Our President spoke tonight. The sound bites were plentiful, but the statements of fact were compelling. Either we believe these things or we do not:

  • “But even tough debates can be conducted in a civil tone, and our differences cannot be allowed to harden into anger.”
  • “We will choose to act confidently in pursuing the enemies of freedom – or retreat from our duties in the hope of an easier life.”
  • “No one can deny the success of freedom, but some men rage and fight against it.” Hindsight alone is not wisdom. And second-guessing is not a strategy.
  • “Yet there is a difference between responsible criticism that aims for success, and defeatism that refuses to acknowledge anything but failure. Hindsight alone is not wisdom. And second-guessing is not a strategy.”
  • “The Iranian government is defying the world with its nuclear ambitions – and the nations of the world must not permit the Iranian regime to gain nuclear weapons.”
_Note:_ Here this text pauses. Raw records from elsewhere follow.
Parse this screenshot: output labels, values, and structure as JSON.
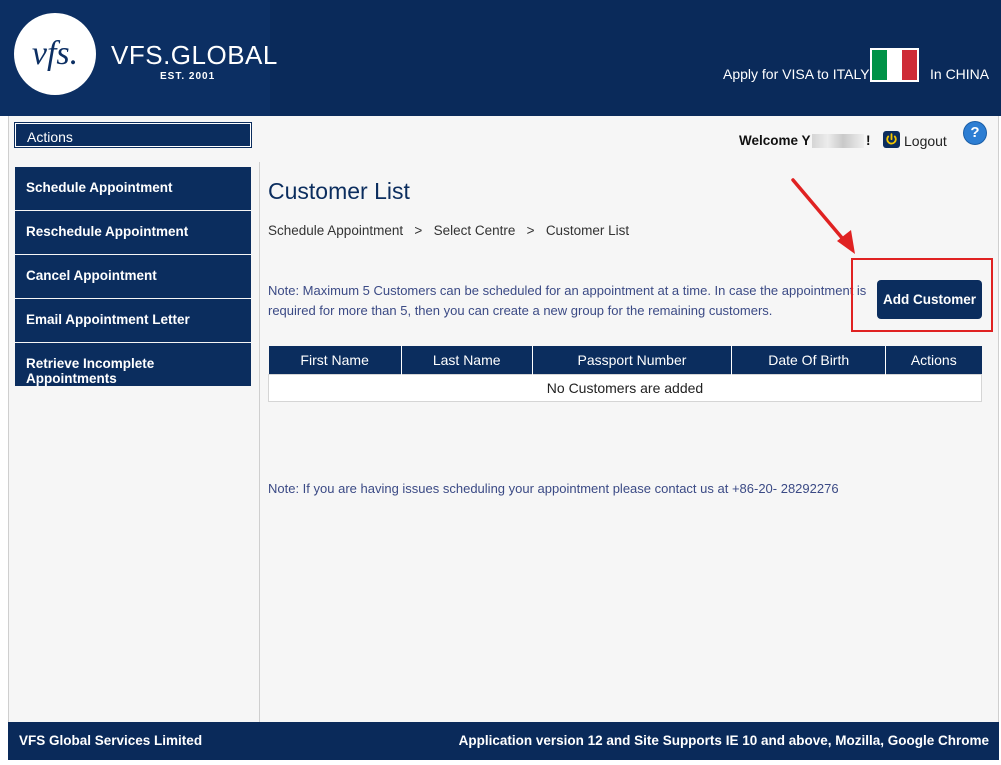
{
  "header": {
    "logo_text": "VFS.GLOBAL",
    "logo_est": "EST. 2001",
    "logo_monogram": "vfs.",
    "apply_text": "Apply for VISA to ITALY",
    "in_text": "In CHINA",
    "flag_colors": [
      "#009246",
      "#ffffff",
      "#ce2b37"
    ]
  },
  "sidebar": {
    "heading": "Actions",
    "items": [
      {
        "label": "Schedule Appointment"
      },
      {
        "label": "Reschedule Appointment"
      },
      {
        "label": "Cancel Appointment"
      },
      {
        "label": "Email Appointment Letter"
      },
      {
        "label": "Retrieve Incomplete Appointments"
      }
    ]
  },
  "topbar": {
    "welcome": "Welcome Y",
    "welcome_suffix": "!",
    "logout": "Logout",
    "help": "?"
  },
  "main": {
    "title": "Customer List",
    "breadcrumbs": [
      "Schedule Appointment",
      "Select Centre",
      "Customer List"
    ],
    "breadcrumb_sep": ">",
    "note_top": "Note: Maximum 5 Customers can be scheduled for an appointment at a time. In case the appointment is required for more than 5, then you can create a new group for the remaining customers.",
    "add_button": "Add Customer",
    "table": {
      "headers": [
        "First Name",
        "Last Name",
        "Passport Number",
        "Date Of Birth",
        "Actions"
      ],
      "empty_message": "No Customers are added"
    },
    "note_bottom": "Note: If you are having issues scheduling your appointment please contact us at +86-20- 28292276"
  },
  "footer": {
    "company": "VFS Global Services Limited",
    "version": "Application version 12 and Site Supports IE 10 and above, Mozilla, Google Chrome"
  },
  "colors": {
    "navy": "#0b2d5e",
    "annotation_red": "#e02222",
    "note_text": "#3b4a85"
  }
}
  • “We must also confront the larger challenge of mandatory spending, or entitlements.”
  • “By 2030, spending for Social Security, Medicare, and Medicaid alone will be almost 60 percent of the entire Federal budget.”
  • “Our Nation needs orderly and secure borders.”
  • “Keeping America competitive requires affordable energy. Here we have a serious problem: America is addicted to oil, which is often imported from unstable parts of the world.”
  • “We need to encourage children to take more math and science, and make sure those courses are rigorous enough to compete with other nations.”
  • “Today, having come far in our own historical journey, we must decide: Will we turn back, or finish well?”

Are there problems of national scope and scale that should rank higher than these? If so, we must identify and agree on them. If not, we must get on with the (civil) debates that lead to lasting solutions.